Spotify Takes Down Neil Young’s Music After His Joe Rogan Ultimatum
By Anne Steele
Spotify Technology SA has removed Neil Young’s music, the company confirmed Wednesday, as the folk-rock star isn’t wavering in his objections to Joe Rogan’s podcast.
The “Heart of Gold” and “Harvest Moon” singer earlier this week penned an open letter to his manager and label asking them to remove his music from the service, saying it is spreading fake information about Covid-19 vaccines through Mr. Rogan’s show. “They can have Rogan or Young. Not both,” he wrote.
Mr. Young’s record label, Warner Music WMG 4.85% Group Corp.’s Warner Records, formally requested Spotify remove the music Wednesday.
“We want all the world’s music and audio content to be available to Spotify users. With that comes great responsibility in balancing both safety for listeners and freedom for creators,” a Spotify spokesman said Wednesday. The company has detailed content policies in place and has removed over 20,000 Covid-19-related podcast episodes since the start of the pandemic, he added.
“We regret Neil’s decision to remove his music from Spotify, but hope to welcome him back soon,” he said.
Joe Rogan is central to Spotify’s podcast strategy in attracting listeners and ad dollars to its platform and shows.
For Spotify, the controversy is a significant test of its big bet on Mr. Rogan, one of podcasting’s most popular and polarizing voices. Spotify struck a deal with Mr. Rogan in 2020 worth more than $100 million, according to people familiar with the matter, bringing his loyal followers and lucrative show exclusively to its service. Mr. Rogan is central to Spotify’s podcast strategy in attracting listeners and ad dollars to its platform and shows.
While the letter has since been removed from Mr. Young’s website, he has been in discussions with his label and Spotify since then, and continued to hold his ground, according to people familiar with the matter.
Mr. Rogan didn’t respond to a request for comment.
On Wednesday, Neil Young took more jabs at Spotify on his website, calling on others to join him in removing music from Spotify. “I sincerely hope that other artists and record companies will move off the Spotify platform and stop supporting Spotify’s deadly misinformation about Covid,” he wrote but added that he “can’t really expect that to happen.”
Spotify represents 60% of the streaming of his music to listeners, Mr. Young wrote, and pointed listeners to where his music is still available to stream, including Apple Music, Amazon Music and Qobuz, a high-res music streamer. Mr. Young also thanked his label for supporting him in his wishes to leave Spotify.
Before the removal, Mr. Young had 2.4 million followers and over six million monthly listeners on Spotify.
Mr. Rogan’s show has created tensions for Spotify before. Earlier this month, a group of 270 scientists and healthcare professionals signed an open letter to Spotify accusing the podcast of “promoting baseless conspiracy theories” and asking the service to take action against mass-misinformation events on its platform.
Some employees expressed concern over the podcast’s content during a town-hall meeting in September 2020, relating to material they felt was anti-transgender, according to people familiar with the matter.
The company stood by its star podcaster, with Chief Executive Daniel Ek saying that the ambition to make Spotify the “largest audio platform in the world” involves embracing diverse voices and differing opinions as the company chases scale in podcasting.
In 2018 Spotify introduced a “Hate Content and Hateful Conduct” policy that touched off a debate about whether streaming services should punish artists for alleged bad behavior.

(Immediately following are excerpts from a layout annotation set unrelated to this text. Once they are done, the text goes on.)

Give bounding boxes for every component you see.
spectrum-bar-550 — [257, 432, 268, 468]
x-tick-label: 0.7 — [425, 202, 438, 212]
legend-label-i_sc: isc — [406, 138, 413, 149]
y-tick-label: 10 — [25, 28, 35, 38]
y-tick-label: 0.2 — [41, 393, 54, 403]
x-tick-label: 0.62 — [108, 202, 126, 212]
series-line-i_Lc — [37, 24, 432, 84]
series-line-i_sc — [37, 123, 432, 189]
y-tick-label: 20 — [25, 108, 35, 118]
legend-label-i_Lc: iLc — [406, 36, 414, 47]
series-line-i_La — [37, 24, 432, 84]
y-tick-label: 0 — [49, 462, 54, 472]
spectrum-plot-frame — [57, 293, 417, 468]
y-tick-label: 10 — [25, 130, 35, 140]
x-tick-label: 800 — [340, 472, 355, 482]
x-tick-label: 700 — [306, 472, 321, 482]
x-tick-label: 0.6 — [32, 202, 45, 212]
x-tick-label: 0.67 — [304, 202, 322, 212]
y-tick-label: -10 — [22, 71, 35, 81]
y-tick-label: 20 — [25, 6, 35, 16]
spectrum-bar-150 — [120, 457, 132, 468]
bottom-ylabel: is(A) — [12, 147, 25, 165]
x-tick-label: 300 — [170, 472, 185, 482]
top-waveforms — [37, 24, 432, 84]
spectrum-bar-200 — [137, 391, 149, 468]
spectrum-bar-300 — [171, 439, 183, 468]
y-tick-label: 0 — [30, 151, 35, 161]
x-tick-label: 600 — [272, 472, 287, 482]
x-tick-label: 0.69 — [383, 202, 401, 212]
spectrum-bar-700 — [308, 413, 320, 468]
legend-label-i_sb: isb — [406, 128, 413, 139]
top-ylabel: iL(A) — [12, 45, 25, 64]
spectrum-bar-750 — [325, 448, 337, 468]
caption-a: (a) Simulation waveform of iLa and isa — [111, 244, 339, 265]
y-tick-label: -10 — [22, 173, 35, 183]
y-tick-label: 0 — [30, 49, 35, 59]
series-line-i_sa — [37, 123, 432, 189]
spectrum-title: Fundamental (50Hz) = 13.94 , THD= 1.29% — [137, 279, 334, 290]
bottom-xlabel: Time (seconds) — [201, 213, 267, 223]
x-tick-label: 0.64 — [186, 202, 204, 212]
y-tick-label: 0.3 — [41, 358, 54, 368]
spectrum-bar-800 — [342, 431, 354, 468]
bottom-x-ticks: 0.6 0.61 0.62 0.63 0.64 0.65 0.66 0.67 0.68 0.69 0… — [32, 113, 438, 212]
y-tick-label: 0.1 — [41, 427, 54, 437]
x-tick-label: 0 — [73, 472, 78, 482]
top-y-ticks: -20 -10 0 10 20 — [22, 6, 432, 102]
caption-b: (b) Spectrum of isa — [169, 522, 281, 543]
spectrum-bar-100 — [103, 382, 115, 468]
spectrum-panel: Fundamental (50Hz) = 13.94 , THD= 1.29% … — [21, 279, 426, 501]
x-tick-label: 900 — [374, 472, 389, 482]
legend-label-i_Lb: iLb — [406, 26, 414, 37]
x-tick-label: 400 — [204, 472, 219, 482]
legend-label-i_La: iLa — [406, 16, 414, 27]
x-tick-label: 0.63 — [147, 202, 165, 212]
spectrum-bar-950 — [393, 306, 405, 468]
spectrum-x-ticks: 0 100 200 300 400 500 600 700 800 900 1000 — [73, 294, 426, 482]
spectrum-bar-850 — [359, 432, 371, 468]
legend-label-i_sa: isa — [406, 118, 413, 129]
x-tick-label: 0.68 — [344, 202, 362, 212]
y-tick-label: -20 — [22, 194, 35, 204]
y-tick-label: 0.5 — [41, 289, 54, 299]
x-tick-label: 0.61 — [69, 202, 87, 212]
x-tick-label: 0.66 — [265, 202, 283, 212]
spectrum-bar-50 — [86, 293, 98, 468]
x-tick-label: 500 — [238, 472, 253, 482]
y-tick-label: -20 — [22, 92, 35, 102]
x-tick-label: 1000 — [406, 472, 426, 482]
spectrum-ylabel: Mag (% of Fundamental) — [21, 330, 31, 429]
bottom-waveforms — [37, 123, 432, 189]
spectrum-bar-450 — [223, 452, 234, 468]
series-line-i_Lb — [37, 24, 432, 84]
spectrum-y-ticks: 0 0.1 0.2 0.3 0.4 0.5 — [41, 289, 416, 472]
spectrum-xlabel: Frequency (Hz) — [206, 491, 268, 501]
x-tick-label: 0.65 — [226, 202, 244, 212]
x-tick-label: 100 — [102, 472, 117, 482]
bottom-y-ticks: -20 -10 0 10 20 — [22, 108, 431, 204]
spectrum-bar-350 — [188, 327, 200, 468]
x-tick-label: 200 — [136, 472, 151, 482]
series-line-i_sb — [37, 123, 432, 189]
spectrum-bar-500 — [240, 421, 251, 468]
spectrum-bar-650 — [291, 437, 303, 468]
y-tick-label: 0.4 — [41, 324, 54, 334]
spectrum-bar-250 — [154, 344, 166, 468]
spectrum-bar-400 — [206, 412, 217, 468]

It faced backlash across the music industry and walked back the policy three weeks later.
By removing his music from Spotify, Mr. Young won’t collect the royalty payments connected with streaming his songs there which are split between him, his record label, publisher and other rights holders to his music.
While Mr. Young’s label is the licenser to Spotify and legally has control over how and where his music is distributed, it is typical for a record company to take an artist’s wishes into account. An act of Mr. Young’s cachet in particular tends to have more control over their career and creative output.
Last year publicly traded music investment firm Hipgnosis Songs Fund Ltd. announced a deal to purchase a 50% stake in Neil Young’s songwriting catalog. The sale fetched a price between $40 million and $50 million, according to people familiar with the deal. While Hipgnosis investors stand to benefit from royalties when Mr. Young’s music is streamed on Spotify and other services, music lawyers say they wouldn’t have a say in the tussle with Spotify because of the way publishing rights typically work.
Streaming accounts for 84% of recorded music revenue in the U.S., according to the Recording Industry Association of America. Spotify is by far the largest music-streaming service by paid subscriptions.
Classic tunes like those found in Mr. Young’s catalog, in particular, have been streaming well, as services attract older subscribers and younger listeners discover the favorites of their elders.
During the pandemic, nostalgia listening surged even more. On streaming services, music older than 18 months is a major growth area, making up some 70% of listeners’ consumption, according to MRC Data, formerly Nielsen Music.
News Corp’s Dow Jones & Co., publisher of The Wall Street Journal, has a content partnership with Spotify’s Gimlet Media unit.